This talent acquisition and labor relations case concerns several African American employees who worked at a power-generating facility. The company had a long history of having a “segregated” workplace where most African American employees worked in the labor department and most Caucasian employees worked in the four other operating departments at the company. The company changed its policy to require that for employees in the labor department to be eligible to transfer out of their jobs into higher paying jobs in other departments, they must take a standardized intelligence test and obtain a certain grade on the test. The intelligence test disproportionally disqualified African American employees at a substantially higher rate than Caucasian employees. The company never made any finding that the intelligence test measured an employee’s ability to do their job.
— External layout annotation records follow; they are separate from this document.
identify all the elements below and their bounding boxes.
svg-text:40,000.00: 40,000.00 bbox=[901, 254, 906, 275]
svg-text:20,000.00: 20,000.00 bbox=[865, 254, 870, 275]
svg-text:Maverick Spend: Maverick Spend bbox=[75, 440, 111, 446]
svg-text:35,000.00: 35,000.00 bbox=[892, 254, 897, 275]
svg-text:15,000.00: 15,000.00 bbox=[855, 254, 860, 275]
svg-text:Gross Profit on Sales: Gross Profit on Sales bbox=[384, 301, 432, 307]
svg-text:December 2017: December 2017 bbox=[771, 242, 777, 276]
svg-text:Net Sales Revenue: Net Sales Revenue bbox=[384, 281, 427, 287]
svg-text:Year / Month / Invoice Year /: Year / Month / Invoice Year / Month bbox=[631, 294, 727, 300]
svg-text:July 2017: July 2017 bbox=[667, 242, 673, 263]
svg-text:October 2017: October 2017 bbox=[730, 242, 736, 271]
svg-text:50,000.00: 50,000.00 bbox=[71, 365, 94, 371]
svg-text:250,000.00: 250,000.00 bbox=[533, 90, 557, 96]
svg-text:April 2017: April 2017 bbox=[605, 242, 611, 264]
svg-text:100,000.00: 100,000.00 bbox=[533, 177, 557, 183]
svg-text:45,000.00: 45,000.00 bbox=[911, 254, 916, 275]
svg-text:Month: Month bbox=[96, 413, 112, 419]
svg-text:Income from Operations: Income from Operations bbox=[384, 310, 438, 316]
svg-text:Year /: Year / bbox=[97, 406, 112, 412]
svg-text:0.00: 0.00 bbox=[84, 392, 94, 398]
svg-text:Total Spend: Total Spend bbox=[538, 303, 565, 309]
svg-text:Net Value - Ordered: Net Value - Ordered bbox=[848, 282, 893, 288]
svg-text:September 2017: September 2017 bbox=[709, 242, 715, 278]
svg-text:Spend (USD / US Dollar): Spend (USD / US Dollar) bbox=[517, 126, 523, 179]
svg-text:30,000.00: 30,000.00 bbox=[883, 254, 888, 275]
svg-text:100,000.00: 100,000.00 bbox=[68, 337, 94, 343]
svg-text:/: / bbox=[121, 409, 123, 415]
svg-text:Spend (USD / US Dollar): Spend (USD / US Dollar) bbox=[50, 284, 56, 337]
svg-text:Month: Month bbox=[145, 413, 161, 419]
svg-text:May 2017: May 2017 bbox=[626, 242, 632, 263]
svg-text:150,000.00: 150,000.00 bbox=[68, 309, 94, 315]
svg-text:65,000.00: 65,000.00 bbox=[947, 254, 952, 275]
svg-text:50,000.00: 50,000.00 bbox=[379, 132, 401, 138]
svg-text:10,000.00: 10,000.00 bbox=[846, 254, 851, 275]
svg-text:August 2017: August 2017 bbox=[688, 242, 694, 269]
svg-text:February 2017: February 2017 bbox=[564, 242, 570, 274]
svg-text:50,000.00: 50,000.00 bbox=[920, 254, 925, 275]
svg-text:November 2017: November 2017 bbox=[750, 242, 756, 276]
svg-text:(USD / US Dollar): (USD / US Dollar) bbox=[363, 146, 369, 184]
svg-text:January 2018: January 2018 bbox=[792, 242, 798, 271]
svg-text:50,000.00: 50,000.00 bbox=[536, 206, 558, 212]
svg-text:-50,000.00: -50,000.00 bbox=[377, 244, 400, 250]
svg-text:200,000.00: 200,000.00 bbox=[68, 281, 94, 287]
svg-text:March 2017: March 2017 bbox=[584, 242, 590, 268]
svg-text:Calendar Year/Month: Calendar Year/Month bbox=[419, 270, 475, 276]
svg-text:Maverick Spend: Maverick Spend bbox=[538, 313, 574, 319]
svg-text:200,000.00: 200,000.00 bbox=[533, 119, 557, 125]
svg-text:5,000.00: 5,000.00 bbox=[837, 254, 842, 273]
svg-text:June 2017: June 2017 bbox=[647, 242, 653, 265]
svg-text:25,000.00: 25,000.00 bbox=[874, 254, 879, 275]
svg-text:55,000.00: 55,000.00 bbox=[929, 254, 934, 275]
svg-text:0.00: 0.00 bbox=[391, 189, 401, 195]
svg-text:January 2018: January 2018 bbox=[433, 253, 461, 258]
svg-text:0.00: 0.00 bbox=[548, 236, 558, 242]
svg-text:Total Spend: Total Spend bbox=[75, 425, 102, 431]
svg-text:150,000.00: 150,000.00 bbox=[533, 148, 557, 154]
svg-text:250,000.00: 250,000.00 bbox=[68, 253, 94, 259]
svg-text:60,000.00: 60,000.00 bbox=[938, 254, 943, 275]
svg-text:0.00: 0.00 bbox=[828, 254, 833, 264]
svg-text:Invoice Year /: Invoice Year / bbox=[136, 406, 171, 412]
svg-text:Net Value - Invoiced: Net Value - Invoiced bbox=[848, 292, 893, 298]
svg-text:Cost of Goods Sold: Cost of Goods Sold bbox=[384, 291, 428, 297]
Many Caucasian employees who did not pass the intelligence test had been shown to perform their jobs at the company satisfactorily. The African American employees brought a class action suit against the company alleging that the requirement of having to take the test to be eligible for a transfer within the company was a violation of Title VII of the Civil Rights Act.
Question(s) For Expert Witness
- Can a company rely on a standardized intelligence test in its employee transfer process if the test disproportionally affects African American employees more than Caucasian employees?
Expert Witness Response
Congress originally enacted Title VII of the Civil Rights Act to protect African Americans from racially biased employment practices. This law prohibits employment practices that have a disparate impact on African Americans. To survive a challenge under Title VII, an employment practice must be shown by a company to have a demonstrative predictive effect on job performance if the practice excludes more African American employees than Caucasian employees. This means that the employment practice in question must measure the person for the job and not measure the person in the abstract. An employment practice, such as an intelligence test, that excludes African American employees or other racial minorities is generally prohibited unless the employer can show that it fulfills a genuine business need and is a valid measure of an employee’s ability to perform the job. In this case, the employees can probably bring a suit against the company for racial discrimination because the test created an unnecessary barrier to the transfer of African American employees within the company and had a disproportionally adverse impact on African American employees. Since the test could not be shown by the company to relate to job performance in this case, the company policy of requiring the test for employee transfers is probably a discriminatory practice under Title VII.